Lifebook by Roy Moed

LifestyleFebruary 3, 2017
Lifebook by Roy Moed

LifeBook is a project I came across and fell in love with during a family gathering where I found myself listening closely to the story of Roy Moed, a man who founded a company that transforms life stories to life books, immortalising memories in the most nostalgic way possible. After a well-though process of 12 weeks, one’s words are translated into written ones, and a LifeBook is born. From first words to first heartbreaks, unkept promises to kept secrets, LifeBook reveals as much as one is willing to; without any judgement or prejudice…

What is the process of writing one’s story?

There are 3 steps;
1. 12 meetings are done whereby the subject is interviewed and recorded.
2. The recorded interviews are written by a ghostwriter.
3. The finished book is edited and typeset.

Following on from this, the book are printed and hand made in London on archive paper and stitched and bound.

Do you interview other people related to the person who is writing their story? After all, some stories need double- checking…!

No, the stories are purely the authors stories, and we say it is the ‘authors version of the truth.’ None of the stories are researched or fact-checked. After all, they are not for sale and are for private consumption by the family.

Once the book is written, the person is asked to come up with a title. Why do you think it’s important for a person to come up with a title themselves?

Sometimes the author has a title before they start. I also think the title in some way defines if it is aimed to be a serious autobiography or an amusing look back on one’s life. We are often asked to help with the title.

However I have tried to ban “ My Life.”

If you were to title your life story now, what would it be?

“What was that all about?“

Most of your clientele is above the age of 70 I assume…

Most, but not all. Youngest is 40, the oldest is 103. (We also do some for terminally ill people, where it is not age that is the defining factor, more so the longevity of life.)

Have you read all the stories that have been published?

No, it would be impossible! We have +-20 books a month coming through, however I do try to flick through all and if a Project Manager says ‘you should read this one‘ then I do. Also remember these are peoples private stories, so not everyone is allowed to read them. (Further, we have a number of stories in languages I don’t understand such as Greek, German, Turkish, Norwegian etc.)

What is one of your favorite anecdotes that you’ve come across so far?

The saddest is one where a father writes to his daughter and wife on the evening that he goes off to the gas chamber in Auschwitz, explaining why he divorced his wife as she was Christian and it would save her and the child, but he still loved her. The funniest (although perhaps not very PC today) was the ‘developer of the little drone parachutes (the one that pulled out the main parachute) in the 2nd World War had to test them and they did not know how until the neighbors’ cat walked past by… They tied it to the drone parachute an went up to the 3rd floor and threw it from the window! The author wrote “…and it didn’t work.“ and all we could imagine was the cat limping back to the neighbor, dragging a parachute and a broken leg!

What are some of the things that the interviewers are doing to help the person re-visit those long-lost memories?

This is about the backstory; first day at school, you remember your school uniform, what the weather was like, any smells or colours, who the teacher was, did they have a best friend… And so on.

What LifeBook gifts people is a journey back in time, almost creating something to hold on to. This could even prolong one’s lifespan, or establish grounds for a healthier human being, no?

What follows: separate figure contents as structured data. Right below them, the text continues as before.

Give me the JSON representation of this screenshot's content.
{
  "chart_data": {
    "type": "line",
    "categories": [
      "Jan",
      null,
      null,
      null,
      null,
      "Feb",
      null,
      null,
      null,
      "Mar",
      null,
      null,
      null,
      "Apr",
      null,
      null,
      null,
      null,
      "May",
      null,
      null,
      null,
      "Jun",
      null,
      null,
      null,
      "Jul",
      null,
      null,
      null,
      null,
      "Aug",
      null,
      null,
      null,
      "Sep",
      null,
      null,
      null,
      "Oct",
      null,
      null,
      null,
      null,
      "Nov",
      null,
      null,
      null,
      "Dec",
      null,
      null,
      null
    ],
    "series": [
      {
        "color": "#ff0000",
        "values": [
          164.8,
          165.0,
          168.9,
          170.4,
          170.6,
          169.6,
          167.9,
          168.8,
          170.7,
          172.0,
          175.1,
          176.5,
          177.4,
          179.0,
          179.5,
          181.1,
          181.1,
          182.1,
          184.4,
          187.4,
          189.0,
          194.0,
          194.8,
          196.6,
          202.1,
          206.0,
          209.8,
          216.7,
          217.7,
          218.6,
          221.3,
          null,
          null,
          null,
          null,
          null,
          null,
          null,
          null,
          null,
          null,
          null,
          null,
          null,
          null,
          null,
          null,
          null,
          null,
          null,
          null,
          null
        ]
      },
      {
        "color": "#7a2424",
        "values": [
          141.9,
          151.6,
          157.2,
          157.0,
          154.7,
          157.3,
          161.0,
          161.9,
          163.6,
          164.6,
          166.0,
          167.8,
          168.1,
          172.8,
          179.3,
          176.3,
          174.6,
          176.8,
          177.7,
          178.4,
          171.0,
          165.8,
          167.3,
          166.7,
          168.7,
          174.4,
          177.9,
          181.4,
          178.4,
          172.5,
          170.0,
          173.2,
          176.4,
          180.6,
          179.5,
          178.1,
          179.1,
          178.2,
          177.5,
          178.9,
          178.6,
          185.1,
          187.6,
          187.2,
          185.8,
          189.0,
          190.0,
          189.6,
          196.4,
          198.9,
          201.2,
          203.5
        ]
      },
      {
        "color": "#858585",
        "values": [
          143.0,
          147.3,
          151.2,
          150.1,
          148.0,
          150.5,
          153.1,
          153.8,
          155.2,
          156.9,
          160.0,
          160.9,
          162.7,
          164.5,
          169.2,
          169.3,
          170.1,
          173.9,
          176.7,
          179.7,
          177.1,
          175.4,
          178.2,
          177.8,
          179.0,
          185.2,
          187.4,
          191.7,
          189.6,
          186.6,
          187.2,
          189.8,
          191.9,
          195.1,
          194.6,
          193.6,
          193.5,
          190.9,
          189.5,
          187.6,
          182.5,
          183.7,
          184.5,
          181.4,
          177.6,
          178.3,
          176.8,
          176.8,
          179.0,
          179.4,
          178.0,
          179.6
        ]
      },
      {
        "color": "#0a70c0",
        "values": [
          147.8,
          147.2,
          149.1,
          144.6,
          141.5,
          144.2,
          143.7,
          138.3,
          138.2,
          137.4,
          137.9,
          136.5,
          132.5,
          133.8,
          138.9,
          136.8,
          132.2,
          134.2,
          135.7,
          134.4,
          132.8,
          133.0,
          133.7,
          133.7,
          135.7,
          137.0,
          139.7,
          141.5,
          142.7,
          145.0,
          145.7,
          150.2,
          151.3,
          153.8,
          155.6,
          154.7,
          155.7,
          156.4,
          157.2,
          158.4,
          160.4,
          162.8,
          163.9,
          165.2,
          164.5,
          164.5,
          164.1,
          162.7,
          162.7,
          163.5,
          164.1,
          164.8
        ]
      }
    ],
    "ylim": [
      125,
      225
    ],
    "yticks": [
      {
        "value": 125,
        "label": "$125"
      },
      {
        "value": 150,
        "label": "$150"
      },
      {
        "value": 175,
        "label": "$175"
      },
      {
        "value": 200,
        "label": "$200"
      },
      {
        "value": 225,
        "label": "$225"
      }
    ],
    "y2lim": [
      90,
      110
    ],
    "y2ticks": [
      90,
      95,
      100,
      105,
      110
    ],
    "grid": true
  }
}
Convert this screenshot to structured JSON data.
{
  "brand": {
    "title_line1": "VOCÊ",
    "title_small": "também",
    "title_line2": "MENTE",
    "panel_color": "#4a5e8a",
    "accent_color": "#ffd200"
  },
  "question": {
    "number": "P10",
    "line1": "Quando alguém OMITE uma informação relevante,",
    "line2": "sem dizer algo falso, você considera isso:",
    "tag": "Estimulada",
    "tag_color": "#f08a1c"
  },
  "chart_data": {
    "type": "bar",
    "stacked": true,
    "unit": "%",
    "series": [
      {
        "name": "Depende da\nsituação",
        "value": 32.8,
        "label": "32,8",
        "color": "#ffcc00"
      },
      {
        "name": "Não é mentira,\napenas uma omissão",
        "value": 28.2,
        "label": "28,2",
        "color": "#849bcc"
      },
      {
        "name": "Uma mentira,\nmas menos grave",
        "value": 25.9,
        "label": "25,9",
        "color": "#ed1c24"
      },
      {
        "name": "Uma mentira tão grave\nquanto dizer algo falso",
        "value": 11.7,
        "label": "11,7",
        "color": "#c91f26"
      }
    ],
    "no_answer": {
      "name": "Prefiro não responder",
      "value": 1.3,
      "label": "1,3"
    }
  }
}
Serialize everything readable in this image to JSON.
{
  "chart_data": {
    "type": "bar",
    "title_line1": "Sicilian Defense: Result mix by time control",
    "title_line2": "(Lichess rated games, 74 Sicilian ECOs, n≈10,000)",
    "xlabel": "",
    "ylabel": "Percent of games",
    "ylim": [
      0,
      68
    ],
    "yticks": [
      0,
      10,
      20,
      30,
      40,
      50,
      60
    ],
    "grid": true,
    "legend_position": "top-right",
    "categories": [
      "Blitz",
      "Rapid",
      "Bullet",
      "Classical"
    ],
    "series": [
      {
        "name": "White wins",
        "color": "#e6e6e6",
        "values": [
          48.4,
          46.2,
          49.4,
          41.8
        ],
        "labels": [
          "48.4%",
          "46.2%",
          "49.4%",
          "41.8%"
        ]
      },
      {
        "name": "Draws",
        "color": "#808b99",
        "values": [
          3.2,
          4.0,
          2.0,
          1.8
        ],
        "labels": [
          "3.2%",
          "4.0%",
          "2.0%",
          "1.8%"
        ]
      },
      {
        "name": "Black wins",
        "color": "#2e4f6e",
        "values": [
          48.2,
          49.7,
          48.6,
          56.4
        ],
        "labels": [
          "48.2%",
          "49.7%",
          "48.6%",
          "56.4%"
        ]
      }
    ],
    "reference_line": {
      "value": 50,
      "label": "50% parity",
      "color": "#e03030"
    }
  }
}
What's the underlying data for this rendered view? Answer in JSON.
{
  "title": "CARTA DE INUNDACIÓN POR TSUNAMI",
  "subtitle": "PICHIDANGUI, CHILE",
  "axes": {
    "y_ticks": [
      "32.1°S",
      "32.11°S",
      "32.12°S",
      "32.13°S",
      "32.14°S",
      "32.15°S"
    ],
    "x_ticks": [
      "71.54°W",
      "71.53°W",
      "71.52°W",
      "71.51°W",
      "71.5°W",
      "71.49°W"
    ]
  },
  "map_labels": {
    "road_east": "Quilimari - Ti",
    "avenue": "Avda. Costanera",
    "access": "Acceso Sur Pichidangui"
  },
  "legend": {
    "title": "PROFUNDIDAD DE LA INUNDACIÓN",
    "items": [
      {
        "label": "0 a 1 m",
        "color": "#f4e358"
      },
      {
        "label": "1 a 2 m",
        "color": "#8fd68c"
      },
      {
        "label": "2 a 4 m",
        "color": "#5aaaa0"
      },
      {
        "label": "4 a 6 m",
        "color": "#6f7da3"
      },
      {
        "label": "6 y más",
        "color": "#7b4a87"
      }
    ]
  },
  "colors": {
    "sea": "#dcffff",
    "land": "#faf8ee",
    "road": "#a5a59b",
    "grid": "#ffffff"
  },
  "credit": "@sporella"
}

Before launching LifeBook, I spent time over 2 years with a brain health institute in Toronto, Baycrest. There, I did some trials on the best way to help slow down cognitive decline in elder adults. As with other forms of engagement, what we found that little and often is the best way to do it.

Rather than 2 or 3 4-6 hour sessions of interviews, we do 12 x 90 minutes over 4 months. This helps process, digest, and reminisce. LifeBook is a project, we have clients prepare for their interviews; go to the hairdresser, engage with other family members for photos, facts or stories… LifeBook is therapeutic, but is not a therapy. Yes, we have worked with psychologists who claim that after the reminiscence and the fact that ones values and legacy is recorded, one is left in a far more satisfactory from which to age.

What do you think is the advantage of having someone else interview to write one’s life story, as oppose to writing it on their own?

After a certain age, it’s hard to dig into the recollections or even remember some of them. This is different for everyone, and people find it is hard to do on your own, but not if you are interviewed. Asking people their first memory comes up with anything from being in a pram and seeing people staring at them to first day at school. Our 103 year old is crystal clear about a story when he was 4… 99 years ago…

Unless you are a natural writer, it is almost impossible to write it yourself. You just can’t sit down and think about the first day of school, how you felt when your grandfather died, or your brother got killed in the war, and what happened then, etc… Also, never get a family member to do it, as the story will be told in a very different way.